How to make a boxplot where each row in my dataframe object is a box in the plot?
I have some stock data that I want to plot with a box plot. My data is from yahoo finance and includes Open, High, Low, Close, Adjusted Close and Volume data for each trading day. I want to plot a box plot where each box is 1 day of OHLC price action.
import numpy as np
import pandas as pd
import matplotlib.pyplot as plt
from pandas.io.data import DataReader
# get daily stock price data from yahoo finance for S&P500
SP = DataReader("^GSPC", "yahoo")
SP.head()
Open High Low Close Volume Adj Close
Date
2010-01-04 1116.56 1133.87 1116.56 1132.99 3991400000 1132.99
2010-01-05 1132.66 1136.63 1129.66 1136.52 2491020000 1136.52
2010-01-06 1135.71 1139.19 1133.95 1137.14 4972660000 1137.14
2010-01-07 1136.27 1142.46 1131.32 1141.69 5270680000 1141.69
2010-01-08 1140.52 1145.39 1136.22 1144.98 4389590000 1144.98
plt.figure()
bp = SP.boxplot()
But when I plot this data frame as a boxplot, I only get one box with the Open, High, Low, and Close values of the entire Volume column.
Likewise, I try re-sampling my Adjusted Close daily price data to get weekly OHLC:
close = SP['Adj Close']
wk = close.resample('W', how='ohlc')
wk.head()
open high low close
Date
2010-01-10 1132.99 1144.98 1132.99 1144.98
2010-01-17 1146.98 1148.46 1136.03 1136.03
2010-01-24 1150.23 1150.23 1091.76 1091.76
2010-01-31 1096.78 1097.50 1073.87 1073.87
2010-02-07 1089.19 1103.32 1063.11 1066.19
This yields a Box Plot with 4 Boxes. Each box is the range of each column, not row. So for example, the first Box, 'open', shows the Open, Close, High and Low of the entire 'open' Column.

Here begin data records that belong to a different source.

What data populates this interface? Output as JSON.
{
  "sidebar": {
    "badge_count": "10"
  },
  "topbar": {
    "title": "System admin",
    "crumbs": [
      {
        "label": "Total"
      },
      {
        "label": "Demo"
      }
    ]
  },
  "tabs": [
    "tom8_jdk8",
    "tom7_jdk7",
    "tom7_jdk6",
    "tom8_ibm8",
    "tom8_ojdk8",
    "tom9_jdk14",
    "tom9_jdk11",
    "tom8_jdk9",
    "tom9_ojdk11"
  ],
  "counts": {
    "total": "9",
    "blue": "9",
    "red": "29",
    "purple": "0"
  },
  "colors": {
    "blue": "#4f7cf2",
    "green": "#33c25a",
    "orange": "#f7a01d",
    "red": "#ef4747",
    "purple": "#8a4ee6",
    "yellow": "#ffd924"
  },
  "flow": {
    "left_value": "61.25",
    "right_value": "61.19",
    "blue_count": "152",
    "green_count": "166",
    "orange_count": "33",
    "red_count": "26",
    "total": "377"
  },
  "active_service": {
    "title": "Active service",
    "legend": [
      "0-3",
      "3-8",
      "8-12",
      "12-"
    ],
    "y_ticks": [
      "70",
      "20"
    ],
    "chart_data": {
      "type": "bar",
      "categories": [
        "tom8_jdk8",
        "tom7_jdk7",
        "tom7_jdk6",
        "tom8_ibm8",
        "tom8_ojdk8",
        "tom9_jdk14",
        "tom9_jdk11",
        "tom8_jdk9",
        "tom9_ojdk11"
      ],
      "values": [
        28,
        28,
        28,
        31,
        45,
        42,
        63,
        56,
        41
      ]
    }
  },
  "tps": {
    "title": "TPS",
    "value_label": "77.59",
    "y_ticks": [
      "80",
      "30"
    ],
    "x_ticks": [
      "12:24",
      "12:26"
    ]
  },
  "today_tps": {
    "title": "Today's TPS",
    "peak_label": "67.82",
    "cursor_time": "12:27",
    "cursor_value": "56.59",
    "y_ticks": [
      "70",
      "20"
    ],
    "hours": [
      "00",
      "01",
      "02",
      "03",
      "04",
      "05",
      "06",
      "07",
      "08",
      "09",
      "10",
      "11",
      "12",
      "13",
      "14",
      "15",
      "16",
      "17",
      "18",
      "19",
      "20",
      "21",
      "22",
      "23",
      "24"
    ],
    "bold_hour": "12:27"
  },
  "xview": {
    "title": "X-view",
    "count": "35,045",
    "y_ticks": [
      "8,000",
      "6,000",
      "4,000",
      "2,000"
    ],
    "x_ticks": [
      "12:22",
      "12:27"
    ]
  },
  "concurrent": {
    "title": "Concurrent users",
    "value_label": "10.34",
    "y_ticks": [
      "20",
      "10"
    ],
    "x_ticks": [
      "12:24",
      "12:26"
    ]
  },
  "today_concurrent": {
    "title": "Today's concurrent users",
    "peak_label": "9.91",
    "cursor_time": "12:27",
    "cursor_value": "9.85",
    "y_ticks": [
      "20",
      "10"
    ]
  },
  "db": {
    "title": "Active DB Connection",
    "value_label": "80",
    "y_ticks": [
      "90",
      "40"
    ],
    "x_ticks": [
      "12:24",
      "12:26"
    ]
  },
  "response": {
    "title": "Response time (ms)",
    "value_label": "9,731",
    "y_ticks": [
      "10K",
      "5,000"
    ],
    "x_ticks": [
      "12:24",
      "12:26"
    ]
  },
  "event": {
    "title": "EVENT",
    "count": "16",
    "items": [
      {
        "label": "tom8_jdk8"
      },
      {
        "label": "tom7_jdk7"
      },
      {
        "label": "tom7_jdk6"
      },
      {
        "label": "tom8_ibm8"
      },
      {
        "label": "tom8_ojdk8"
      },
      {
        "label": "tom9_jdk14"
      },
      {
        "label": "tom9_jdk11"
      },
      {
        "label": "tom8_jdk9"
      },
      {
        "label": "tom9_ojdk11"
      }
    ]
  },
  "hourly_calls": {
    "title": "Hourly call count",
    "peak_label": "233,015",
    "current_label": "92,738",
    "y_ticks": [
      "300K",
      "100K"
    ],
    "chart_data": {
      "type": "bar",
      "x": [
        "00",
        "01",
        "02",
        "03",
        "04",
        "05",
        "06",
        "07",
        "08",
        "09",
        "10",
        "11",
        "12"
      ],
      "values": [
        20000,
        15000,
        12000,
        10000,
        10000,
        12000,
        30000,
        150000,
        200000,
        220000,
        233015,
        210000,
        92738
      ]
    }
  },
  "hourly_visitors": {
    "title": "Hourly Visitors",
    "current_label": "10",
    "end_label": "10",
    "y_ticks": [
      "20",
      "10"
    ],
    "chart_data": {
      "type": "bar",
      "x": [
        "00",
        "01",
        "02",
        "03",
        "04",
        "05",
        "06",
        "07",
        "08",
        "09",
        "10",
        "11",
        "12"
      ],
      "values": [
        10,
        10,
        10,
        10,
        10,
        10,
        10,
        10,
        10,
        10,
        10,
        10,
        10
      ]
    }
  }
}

But what I actually want is 1 box for each 'Date' (index or row of my DataFrame). So the first Box will show the OHLC of the first row, '2010-01-10'. Second box will be the second row ('2010-01-17').

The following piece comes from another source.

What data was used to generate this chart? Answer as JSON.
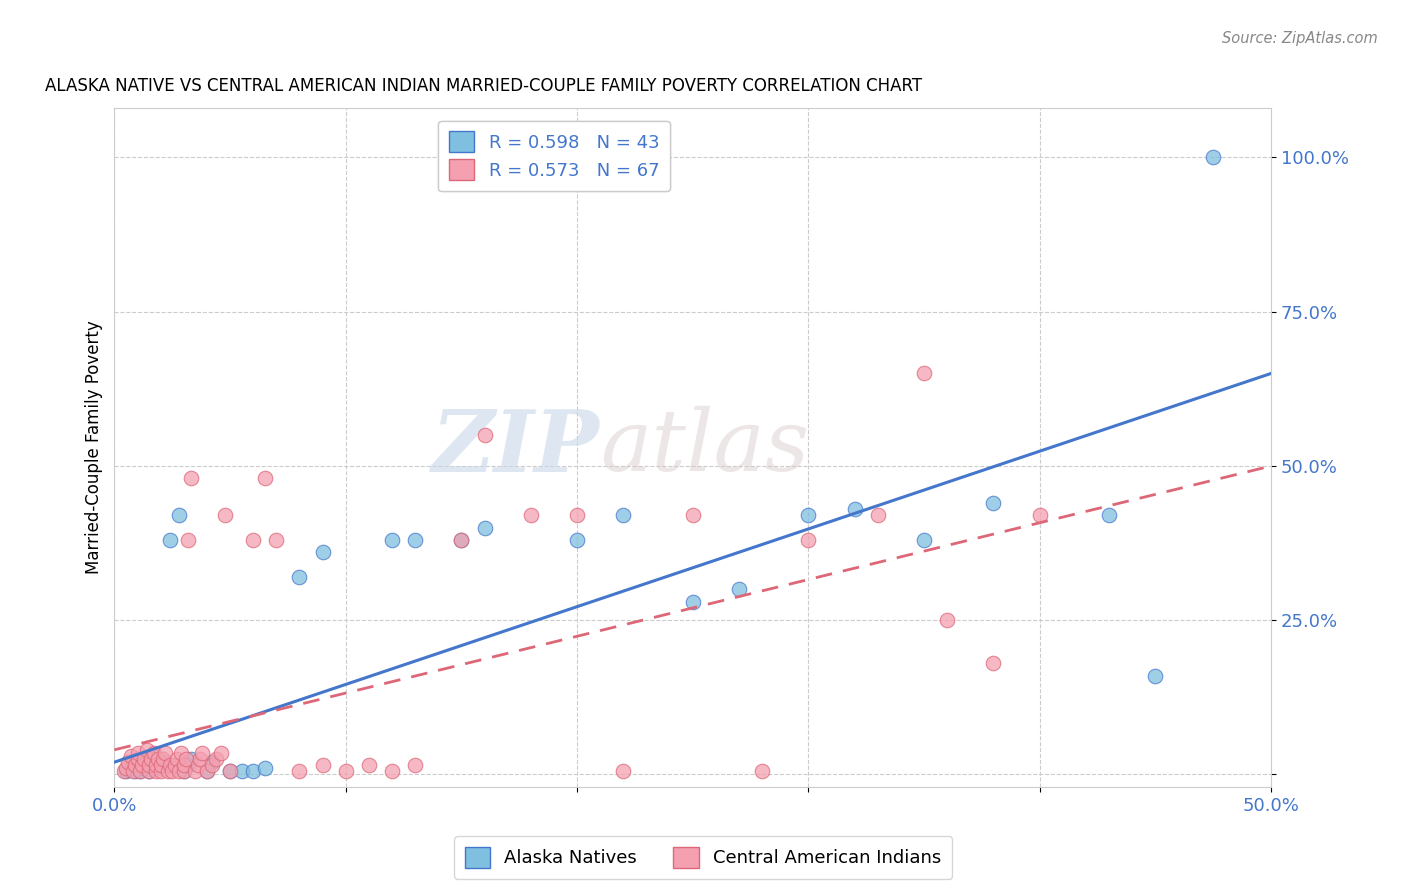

What I really want though is each row in my original Daily data (SP DataFrame) is its own OHLC Box. Essentially I want daily candlesticks, generated as a boxplot().
Open High Low Close
Date
2010-01-04 1116.56 1133.87 1116.56 1132.99
How do I do this using the Pandas DataFrame and Matplotlib boxplot()? I just want a basic boxplot plot where each row from the DataFrame is a OHLC box in the plot. Nothing fancy at this point. Thanks!